Improving Cursor Tab with online RL

Jacob Jackson, Phillip Kravtsov, Shomil Jain

Our new Tab model makes 21% fewer suggestions while having 28% higher accept rate.

Cursor

•

Jacob Jackson, Phillip Kravtsov, Shomil Jain

•6 min read•intermediate•

--

•View Original

CopilotPyTorch

Overview

The article discusses how Cursor enhances its Tab model for predicting developer actions using online reinforcement learning. It highlights the challenges of noisy suggestions and the implementation of policy gradient methods to improve suggestion accuracy, resulting in a more efficient coding experience.

What You'll Learn

1

How to implement online reinforcement learning to improve predictive models

2

Why maintaining a high accept rate for suggestions is crucial in coding environments

3

When to apply policy gradient methods for optimizing machine learning models

Key Questions Answered

How does Cursor improve its Tab model using online reinforcement learning?

Cursor enhances its Tab model by frequently rolling out new models and using user interaction data for training. This approach contrasts with static datasets used by other providers, allowing for real-time improvements based on user feedback.

What is the significance of the accept rate in Cursor's Tab model?

The accept rate indicates how many suggestions users accept versus reject. A low accept rate suggests too many incorrect suggestions, which can disrupt coding flow. Thus, maintaining a high accept rate is essential for user productivity.

What are policy gradient methods and how are they applied in Cursor's Tab model?

Policy gradient methods optimize a model's policy to maximize rewards based on user interactions. In Cursor's Tab model, these methods help the model learn to suggest actions that are more likely to be accepted by users, thus improving overall performance.

What improvements were made in the new Tab model compared to the previous version?

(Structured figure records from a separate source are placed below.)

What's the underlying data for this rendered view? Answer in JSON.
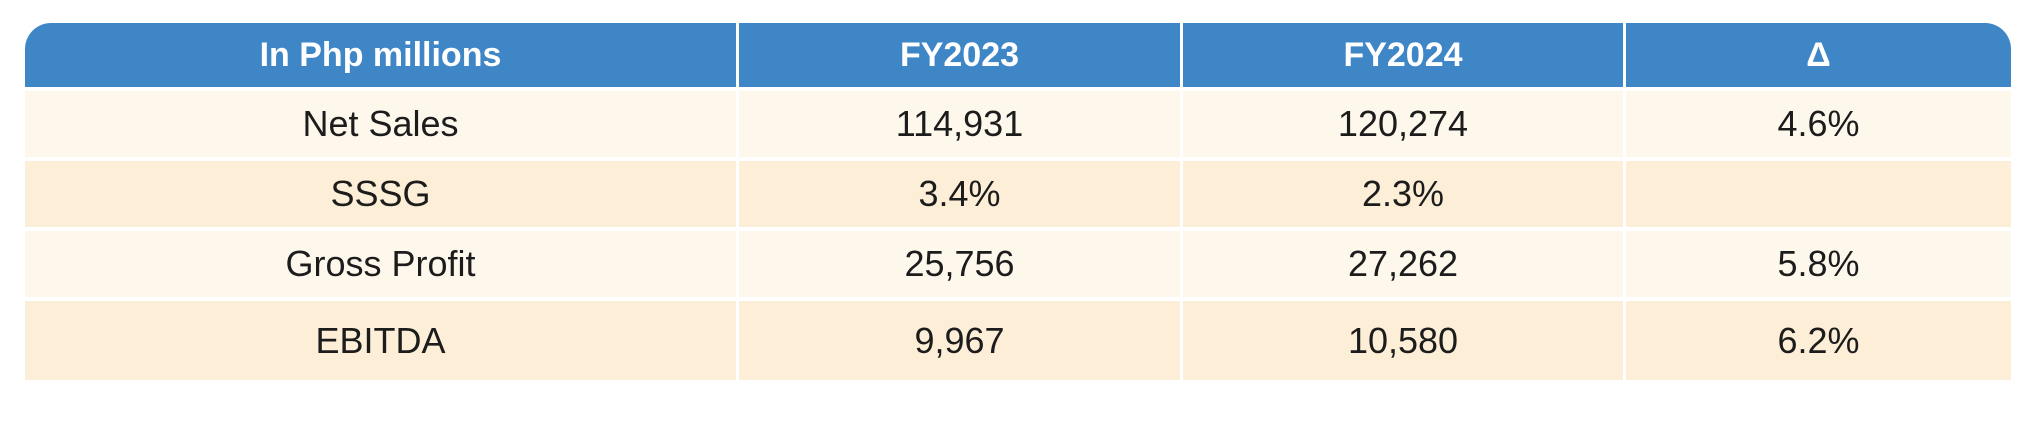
{
  "table": {
    "headers": [
      "In Php millions",
      "FY2023",
      "FY2024",
      "Δ"
    ],
    "rows": [
      {
        "label": "Net Sales",
        "fy2023": "114,931",
        "fy2024": "120,274",
        "delta": "4.6%"
      },
      {
        "label": "SSSG",
        "fy2023": "3.4%",
        "fy2024": "2.3%",
        "delta": ""
      },
      {
        "label": "Gross Profit",
        "fy2023": "25,756",
        "fy2024": "27,262",
        "delta": "5.8%"
      },
      {
        "label": "EBITDA",
        "fy2023": "9,967",
        "fy2024": "10,580",
        "delta": "6.2%"
      }
    ]
  },
  "colors": {
    "header_bg": "#3f86c6",
    "header_text": "#ffffff",
    "row_light": "#fef7ec",
    "row_dark": "#fdeed7"
  }
}
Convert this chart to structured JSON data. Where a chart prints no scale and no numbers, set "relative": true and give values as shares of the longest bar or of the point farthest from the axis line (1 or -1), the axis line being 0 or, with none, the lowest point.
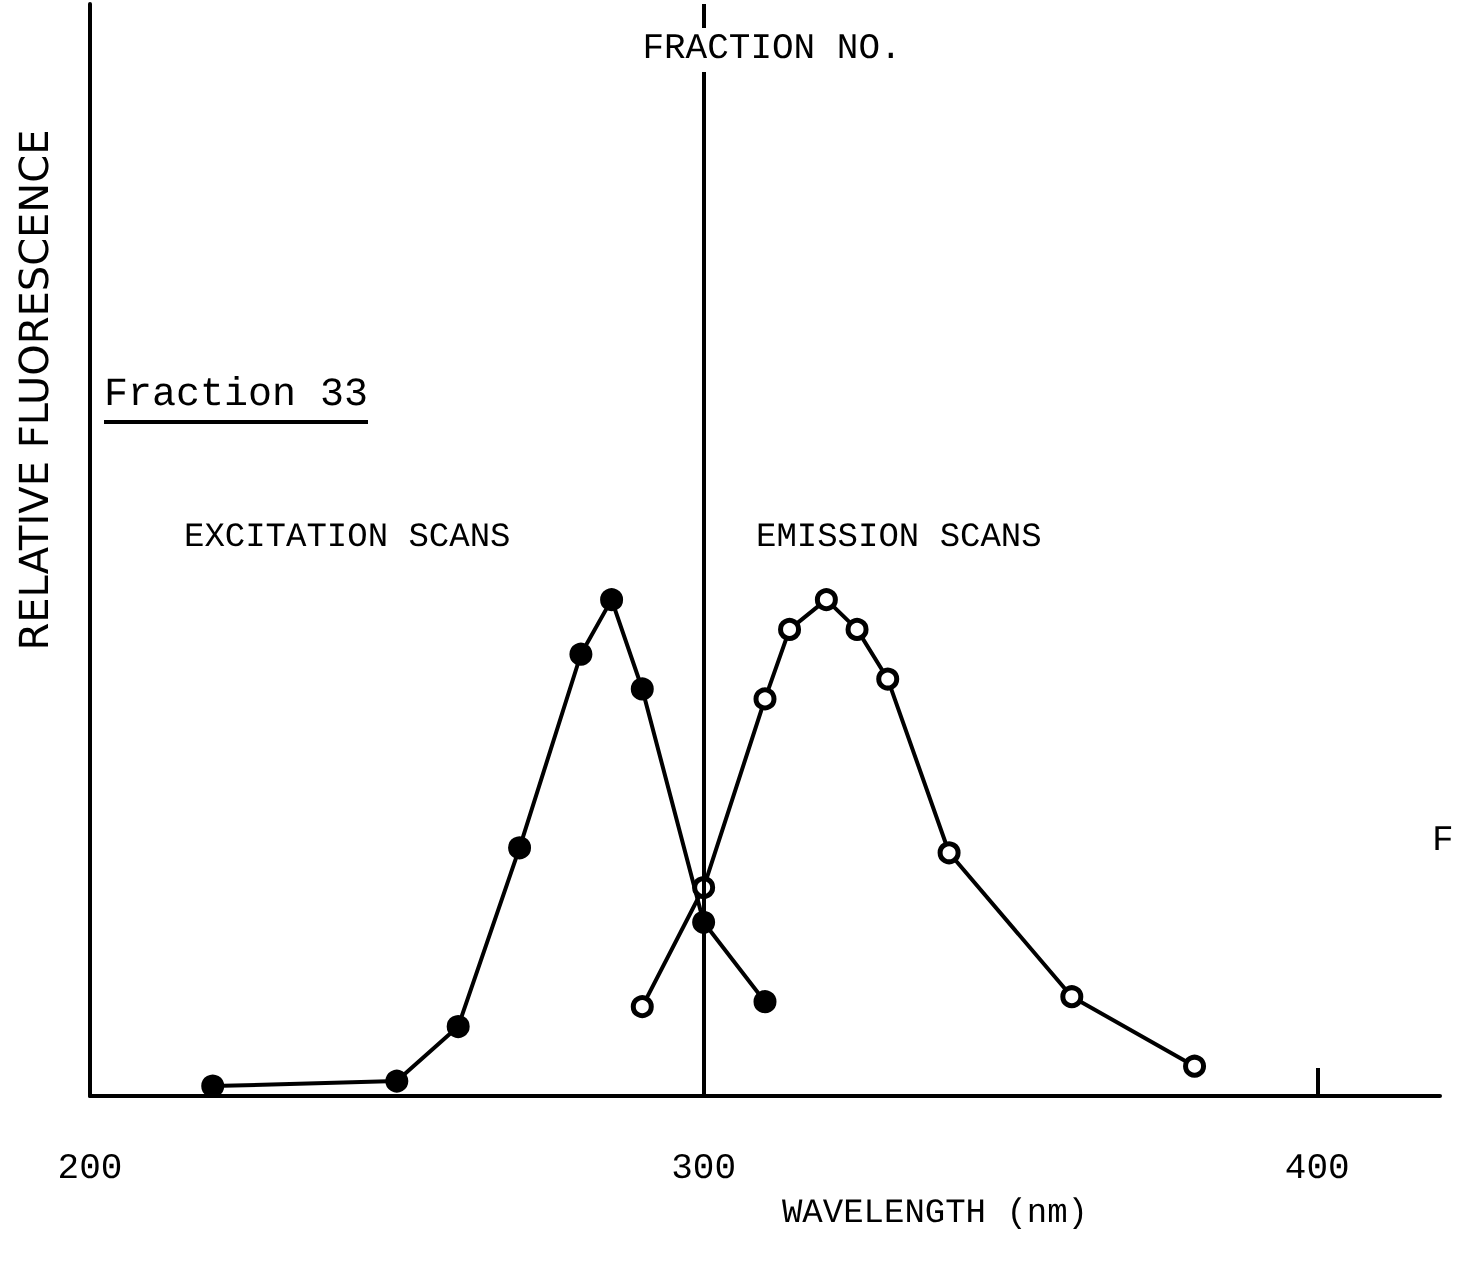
{
  "chart_data": {
    "type": "line",
    "title": "FRACTION NO.",
    "xlabel": "WAVELENGTH (nm)",
    "ylabel": "RELATIVE FLUORESCENCE",
    "relative": true,
    "xlim": [
      200,
      420
    ],
    "xticks": [
      200,
      300,
      400
    ],
    "marker": "circle",
    "line_style": "solid",
    "grid": false,
    "annotations": [
      "Fraction 33",
      "EXCITATION SCANS",
      "EMISSION SCANS",
      "F"
    ],
    "ref_lines": [
      {
        "axis": "x",
        "value": 300,
        "color": "#000000"
      }
    ],
    "series": [
      {
        "color": "#000000",
        "x": [
          220,
          250,
          260,
          270,
          280,
          285,
          290,
          300,
          310
        ],
        "values": [
          0.02,
          0.03,
          0.14,
          0.5,
          0.89,
          1.0,
          0.82,
          0.35,
          0.19
        ]
      },
      {
        "color": "#000000",
        "x": [
          290,
          300,
          310,
          314,
          320,
          325,
          330,
          340,
          360,
          380
        ],
        "values": [
          0.18,
          0.42,
          0.8,
          0.94,
          1.0,
          0.94,
          0.84,
          0.49,
          0.2,
          0.06
        ]
      }
    ]
  }
}
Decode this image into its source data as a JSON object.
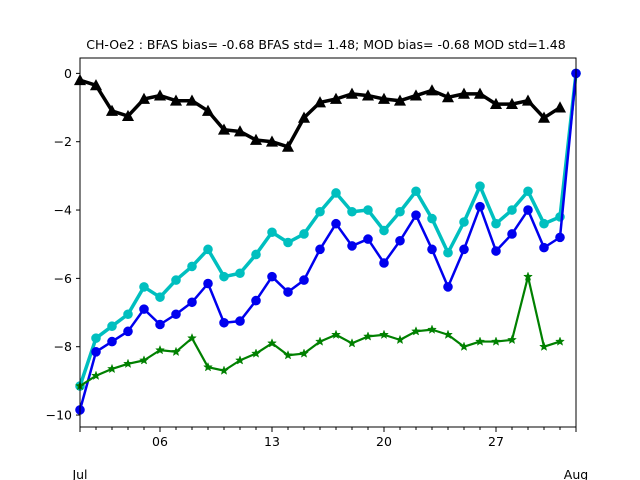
{
  "chart_data": {
    "type": "line",
    "title": "CH-Oe2   : BFAS bias= -0.68 BFAS std= 1.48; MOD bias= -0.68 MOD std=1.48",
    "xlabel": "",
    "ylabel": "",
    "xlim": [
      1,
      32
    ],
    "ylim": [
      -10.35,
      0.45
    ],
    "x_ticks": [
      {
        "x": 6,
        "label": "06"
      },
      {
        "x": 13,
        "label": "13"
      },
      {
        "x": 20,
        "label": "20"
      },
      {
        "x": 27,
        "label": "27"
      }
    ],
    "x_month_labels": [
      {
        "x": 1,
        "label": "Jul"
      },
      {
        "x": 32,
        "label": "Aug"
      }
    ],
    "y_ticks": [
      0,
      -2,
      -4,
      -6,
      -8,
      -10
    ],
    "y_tick_labels": [
      "0",
      "−2",
      "−4",
      "−6",
      "−8",
      "−10"
    ],
    "grid": false,
    "x": [
      1,
      2,
      3,
      4,
      5,
      6,
      7,
      8,
      9,
      10,
      11,
      12,
      13,
      14,
      15,
      16,
      17,
      18,
      19,
      20,
      21,
      22,
      23,
      24,
      25,
      26,
      27,
      28,
      29,
      30,
      31,
      32
    ],
    "series": [
      {
        "color": "#000000",
        "marker": "triangle",
        "linewidth": 3.5,
        "values": [
          -0.2,
          -0.35,
          -1.1,
          -1.25,
          -0.75,
          -0.65,
          -0.8,
          -0.8,
          -1.1,
          -1.65,
          -1.7,
          -1.95,
          -2.0,
          -2.15,
          -1.3,
          -0.85,
          -0.75,
          -0.6,
          -0.65,
          -0.75,
          -0.8,
          -0.65,
          -0.5,
          -0.7,
          -0.6,
          -0.6,
          -0.9,
          -0.9,
          -0.8,
          -1.3,
          -1.0,
          null
        ]
      },
      {
        "color": "#00bfbf",
        "marker": "circle",
        "linewidth": 3.5,
        "values": [
          -9.15,
          -7.75,
          -7.4,
          -7.05,
          -6.25,
          -6.55,
          -6.05,
          -5.65,
          -5.15,
          -5.95,
          -5.85,
          -5.3,
          -4.65,
          -4.95,
          -4.7,
          -4.05,
          -3.5,
          -4.05,
          -4.0,
          -4.6,
          -4.05,
          -3.45,
          -4.25,
          -5.25,
          -4.35,
          -3.3,
          -4.4,
          -4.0,
          -3.45,
          -4.4,
          -4.2,
          0.0
        ]
      },
      {
        "color": "#0000ee",
        "marker": "circle",
        "linewidth": 2.5,
        "values": [
          -9.85,
          -8.15,
          -7.85,
          -7.55,
          -6.9,
          -7.35,
          -7.05,
          -6.7,
          -6.15,
          -7.3,
          -7.25,
          -6.65,
          -5.95,
          -6.4,
          -6.05,
          -5.15,
          -4.4,
          -5.05,
          -4.85,
          -5.55,
          -4.9,
          -4.15,
          -5.15,
          -6.25,
          -5.15,
          -3.9,
          -5.2,
          -4.7,
          -4.0,
          -5.1,
          -4.8,
          0.0
        ]
      },
      {
        "color": "#008000",
        "marker": "star",
        "linewidth": 2.2,
        "values": [
          -9.15,
          -8.85,
          -8.65,
          -8.5,
          -8.4,
          -8.1,
          -8.15,
          -7.75,
          -8.6,
          -8.7,
          -8.4,
          -8.2,
          -7.9,
          -8.25,
          -8.2,
          -7.85,
          -7.65,
          -7.9,
          -7.7,
          -7.65,
          -7.8,
          -7.55,
          -7.5,
          -7.65,
          -8.0,
          -7.85,
          -7.85,
          -7.8,
          -5.95,
          -8.0,
          -7.85,
          null
        ]
      }
    ]
  }
}
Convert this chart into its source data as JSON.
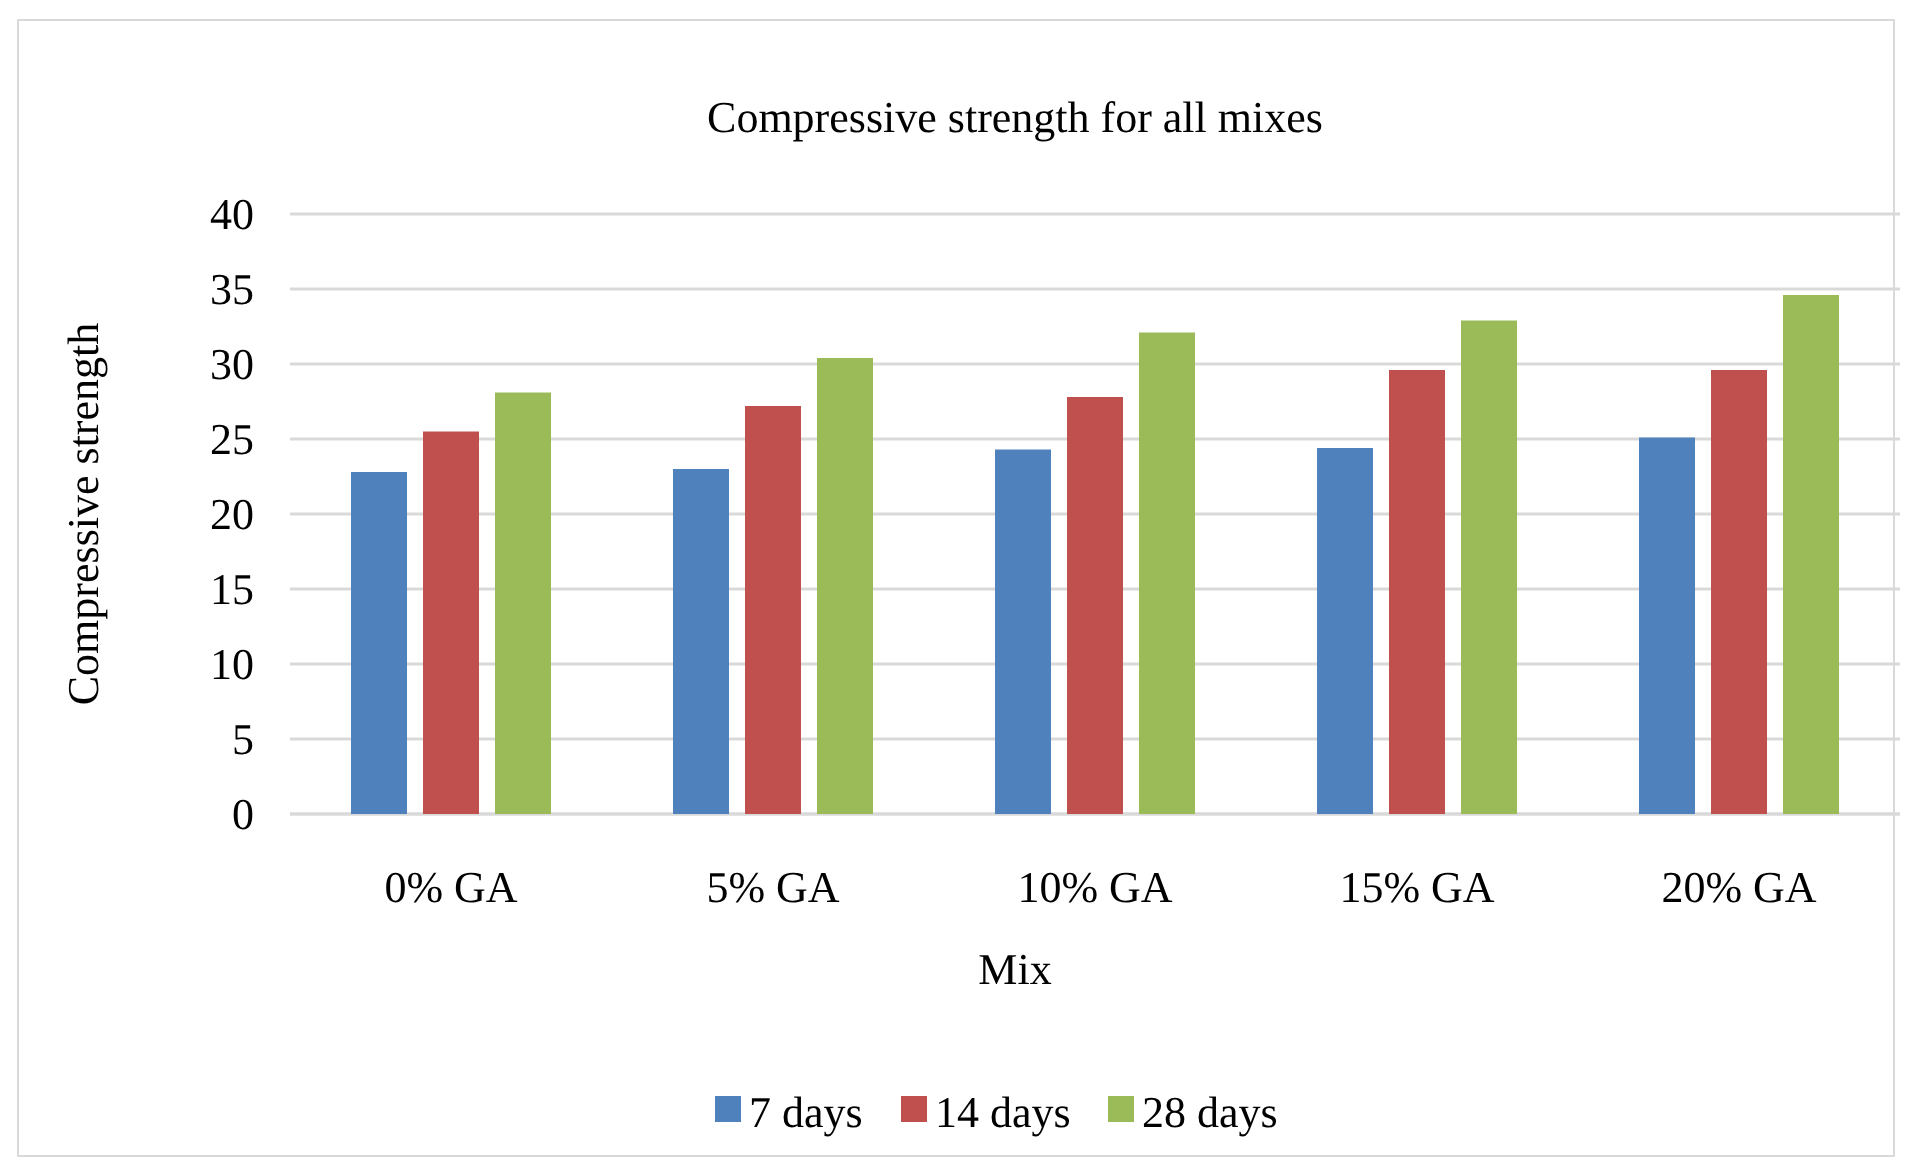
{
  "chart_data": {
    "type": "bar",
    "title": "Compressive strength for all mixes",
    "xlabel": "Mix",
    "ylabel": "Compressive strength",
    "categories": [
      "0% GA",
      "5% GA",
      "10% GA",
      "15% GA",
      "20% GA"
    ],
    "series": [
      {
        "name": "7 days",
        "color": "#4f81bd",
        "values": [
          22.8,
          23.0,
          24.3,
          24.4,
          25.1
        ]
      },
      {
        "name": "14 days",
        "color": "#c0504d",
        "values": [
          25.5,
          27.2,
          27.8,
          29.6,
          29.6
        ]
      },
      {
        "name": "28 days",
        "color": "#9bbb59",
        "values": [
          28.1,
          30.4,
          32.1,
          32.9,
          34.6
        ]
      }
    ],
    "ylim": [
      0,
      40
    ],
    "yticks": [
      0,
      5,
      10,
      15,
      20,
      25,
      30,
      35,
      40
    ],
    "grid": "y",
    "legend": "bottom"
  }
}
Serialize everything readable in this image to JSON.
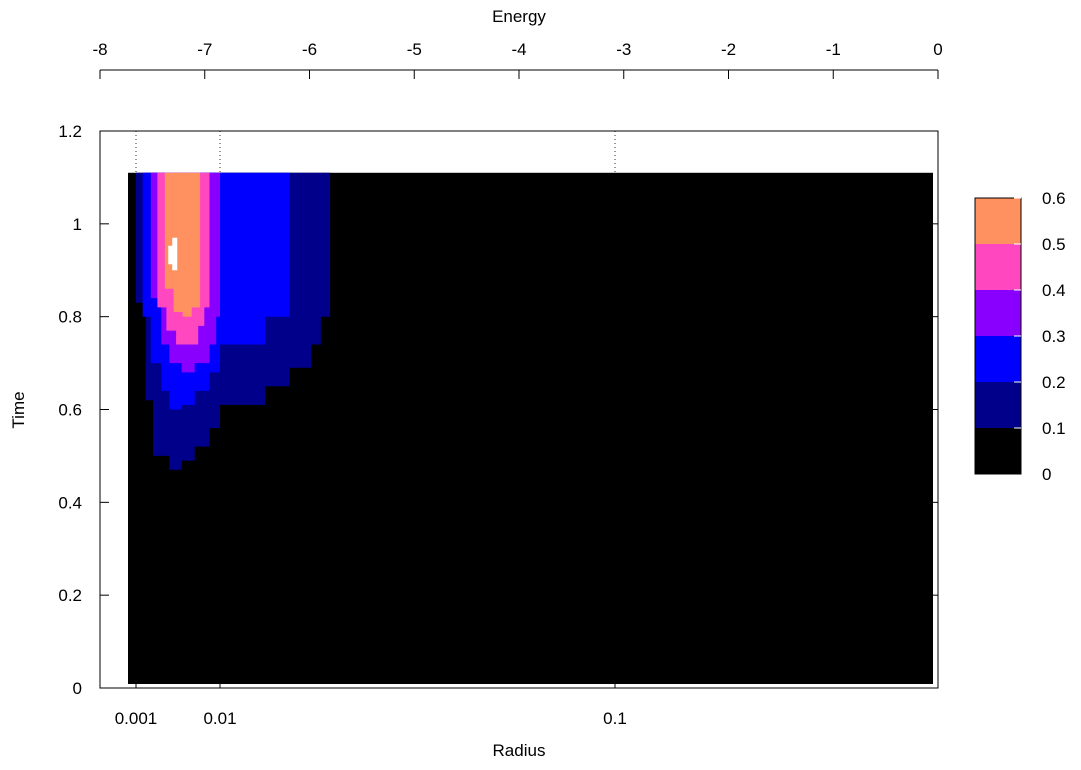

The new Tab model makes 21% fewer suggestions while achieving a 28% higher accept rate. This indicates a more efficient model that better aligns with user needs and preferences.

Key Statistics & Figures

Reduction in suggestions

21%

The new Tab model makes 21% fewer suggestions compared to the previous version.

Increase in accept rate

28%

The new Tab model has a 28% higher accept rate for its suggestions.

Daily requests handled

400 million

The Tab model processes over 400 million requests per day.

Time to roll out a new model

1.5 to 2 hours

It currently takes Cursor 1.5 to 2 hours to roll out a new model and collect user interaction data.

Key Actionable Insights

1
Implement online reinforcement learning to continuously improve predictive models based on real user data.
This approach allows for rapid adaptation to user behavior, leading to more relevant suggestions and improved user satisfaction.

2
Focus on maintaining a high accept rate for suggestions to enhance developer productivity.
By minimizing incorrect suggestions, developers can maintain their coding flow, reducing distractions and improving overall efficiency.

3
Utilize policy gradient methods to optimize machine learning models effectively.
These methods help in learning from user interactions, allowing models to adapt and improve based on real-time feedback.

Common Pitfalls

1

Failing to account for user context when making suggestions can lead to a low accept rate.

If the model suggests actions without sufficient information about the user's intent, it risks providing irrelevant suggestions, which can frustrate users.